Effect of dachb knockdown on the expression of dach genes. Embryos were either uninjected or they were injected with 4 ng p53-MO or with 4 ng splice-blocking dachb-morpholino (dachb-MO-S) + 4 ng p53-MO and then the reverse transcription polymerase chain reaction was carried out to determine any changes in the expression of dacha, dachb, dachc and dachd. As expected, the expression of dachb was downregulated significantly in the p53-MO + dachb-MO group when compared with the two control groups. There was also a significant reduction of dacha expression compared with the control groups. The data are presented as the mean ± standard error of four experiments per treatment. The asterisks indicate p53-MO + dachb-MO data that are significantly different from the p53-MO alone injected controls for each of the four genes at P < 0.01** or P < 0.001*** using the Student’s t-test. NS, not significant.

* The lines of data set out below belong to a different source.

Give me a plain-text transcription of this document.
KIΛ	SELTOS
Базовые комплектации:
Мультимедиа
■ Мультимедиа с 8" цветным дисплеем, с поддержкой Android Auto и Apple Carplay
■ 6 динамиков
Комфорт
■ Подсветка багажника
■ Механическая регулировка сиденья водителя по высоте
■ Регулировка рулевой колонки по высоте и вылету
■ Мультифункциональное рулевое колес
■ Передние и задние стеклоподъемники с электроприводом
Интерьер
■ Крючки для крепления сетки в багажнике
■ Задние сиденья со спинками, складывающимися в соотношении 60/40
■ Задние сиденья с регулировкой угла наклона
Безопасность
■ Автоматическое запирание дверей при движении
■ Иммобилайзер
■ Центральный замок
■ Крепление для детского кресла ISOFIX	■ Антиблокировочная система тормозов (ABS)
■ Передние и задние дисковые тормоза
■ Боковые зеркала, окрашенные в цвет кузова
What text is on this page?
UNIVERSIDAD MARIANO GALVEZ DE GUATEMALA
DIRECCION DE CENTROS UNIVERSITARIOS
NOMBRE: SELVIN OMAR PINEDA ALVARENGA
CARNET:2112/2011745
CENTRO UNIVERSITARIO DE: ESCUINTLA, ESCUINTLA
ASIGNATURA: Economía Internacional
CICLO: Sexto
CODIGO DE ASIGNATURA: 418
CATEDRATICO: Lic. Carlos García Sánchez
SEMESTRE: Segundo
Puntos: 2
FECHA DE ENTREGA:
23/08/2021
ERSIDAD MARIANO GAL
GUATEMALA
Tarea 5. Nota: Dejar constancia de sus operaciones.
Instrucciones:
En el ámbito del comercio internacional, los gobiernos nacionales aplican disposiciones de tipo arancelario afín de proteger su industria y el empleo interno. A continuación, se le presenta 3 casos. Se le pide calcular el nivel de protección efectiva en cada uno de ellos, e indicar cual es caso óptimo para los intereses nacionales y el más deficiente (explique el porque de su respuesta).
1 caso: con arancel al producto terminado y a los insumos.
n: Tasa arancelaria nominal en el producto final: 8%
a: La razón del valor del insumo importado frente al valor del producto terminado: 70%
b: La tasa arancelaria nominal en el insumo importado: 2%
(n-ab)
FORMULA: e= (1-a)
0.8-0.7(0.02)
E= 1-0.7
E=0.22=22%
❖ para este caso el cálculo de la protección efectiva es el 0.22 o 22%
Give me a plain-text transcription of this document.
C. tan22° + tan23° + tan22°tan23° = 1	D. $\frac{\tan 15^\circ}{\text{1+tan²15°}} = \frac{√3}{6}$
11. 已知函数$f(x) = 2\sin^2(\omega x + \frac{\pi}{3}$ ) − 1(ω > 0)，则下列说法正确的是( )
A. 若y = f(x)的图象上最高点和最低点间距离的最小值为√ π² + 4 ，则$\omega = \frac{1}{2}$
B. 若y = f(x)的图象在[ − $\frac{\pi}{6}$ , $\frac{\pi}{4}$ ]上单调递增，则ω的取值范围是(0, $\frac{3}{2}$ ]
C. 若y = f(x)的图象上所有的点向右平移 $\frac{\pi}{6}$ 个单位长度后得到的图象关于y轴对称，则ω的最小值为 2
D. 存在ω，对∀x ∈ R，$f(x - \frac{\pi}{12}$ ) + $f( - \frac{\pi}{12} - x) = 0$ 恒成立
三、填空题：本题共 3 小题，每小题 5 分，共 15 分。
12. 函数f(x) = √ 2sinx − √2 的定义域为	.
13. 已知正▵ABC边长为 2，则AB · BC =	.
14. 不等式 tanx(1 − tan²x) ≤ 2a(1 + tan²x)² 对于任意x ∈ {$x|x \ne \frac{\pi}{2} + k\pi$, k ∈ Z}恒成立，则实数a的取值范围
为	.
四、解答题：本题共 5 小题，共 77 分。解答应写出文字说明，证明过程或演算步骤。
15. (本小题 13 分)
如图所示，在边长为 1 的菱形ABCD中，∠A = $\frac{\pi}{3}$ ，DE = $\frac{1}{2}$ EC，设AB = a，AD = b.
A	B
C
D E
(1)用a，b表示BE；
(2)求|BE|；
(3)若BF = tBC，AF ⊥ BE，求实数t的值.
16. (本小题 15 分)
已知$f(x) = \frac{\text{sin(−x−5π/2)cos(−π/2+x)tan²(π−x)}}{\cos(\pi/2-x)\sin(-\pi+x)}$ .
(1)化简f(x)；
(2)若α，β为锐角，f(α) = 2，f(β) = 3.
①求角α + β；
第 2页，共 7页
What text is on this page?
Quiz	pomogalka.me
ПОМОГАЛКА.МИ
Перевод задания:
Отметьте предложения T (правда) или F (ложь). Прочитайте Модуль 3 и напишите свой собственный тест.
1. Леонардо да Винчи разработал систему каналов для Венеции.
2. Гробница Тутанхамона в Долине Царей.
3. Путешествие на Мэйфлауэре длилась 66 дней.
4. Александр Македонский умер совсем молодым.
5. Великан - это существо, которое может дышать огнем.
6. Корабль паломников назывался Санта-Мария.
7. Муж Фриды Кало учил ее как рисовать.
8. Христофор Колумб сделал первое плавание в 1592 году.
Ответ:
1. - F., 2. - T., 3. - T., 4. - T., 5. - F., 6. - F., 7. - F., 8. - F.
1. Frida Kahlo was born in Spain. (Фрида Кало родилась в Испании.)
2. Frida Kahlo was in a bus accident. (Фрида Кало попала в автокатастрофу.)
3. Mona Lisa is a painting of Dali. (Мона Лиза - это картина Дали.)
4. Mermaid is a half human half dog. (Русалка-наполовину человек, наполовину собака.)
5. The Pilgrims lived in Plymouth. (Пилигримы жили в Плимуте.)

Zebrafish embryos that were co-injected with 4 ng splice-blocking dachb-morpholino (dachb-MO-S) + 4 ng p53-MO showed an altered expression of a number of other genes at 30 h post-fertilization. Embryos were either uninjected or else they were injected with 4 ng p53-MO or with 4 ng dachb-MO-S + 4 ng p53-MO and then the reverse transcription polymerase chain reaction was carried out to determine any changes in the expression of various (a) pancreas hormone-related genes; (b,c) regulators of pancreas development; and (c) cell cycle genes.The data are presented as the mean ± standard error of four experiments conducted per treatment. The asterisks indicate p53-MO + dachb-MO data that are significantly different from the p53-MO alone injected controls at P < 0.05* using the Mann–Whitney U-test.

dachb knockdown changed the messenger ribonucleic acid (RNA) transcriptome profile of zebrafish embryos at 30 h post-fertilization. (a) Principal components analysis of the RNA sequencing (RNA-Seq) datasets. Each data point represents a zebrafish RNA-Seq sample and the color represents the sample group: splice-blocking dachb-morpholino (dachb-MO-S) + p53-MO (red), p53-MO alone (light cyan) and uninjected control (dark cyan). (b) Density distribution plots of log expression level (fragments per kilobase of transcript per million) for all genes in the dachb-MO-S + p53-MO (red), p53-MO alone (light cyan) and uninjected control (dark cyan) groups. (c) Number of differentially expressed genes (P < 0.01, false discovery rate <0.05) in the three comparison groups. (d) Volcano plot of log2(Fold Change) versus –log10(P-value) for all 27,957 genes in the dachb-MO-S + p53-MO versus p53-MO alone groups. Differentially expressed genes are in red (P < 0.01, false discovery rate <0.05). The 10 most significant differentially expressed genes in terms of P-value are labeled. (e) Comparison of the level of expression of genes known to be involved in pancreas development after injection with dachb-MO-S + p53-MO, compared with uninjected controls. (f) Significantly enriched KEGG pathways (P < 0.05, false discovery rate <0.2) of (fi) up- and (fii) downregulated genes in the dachb-MO-S + p53-MO versus p53-MO alone groups.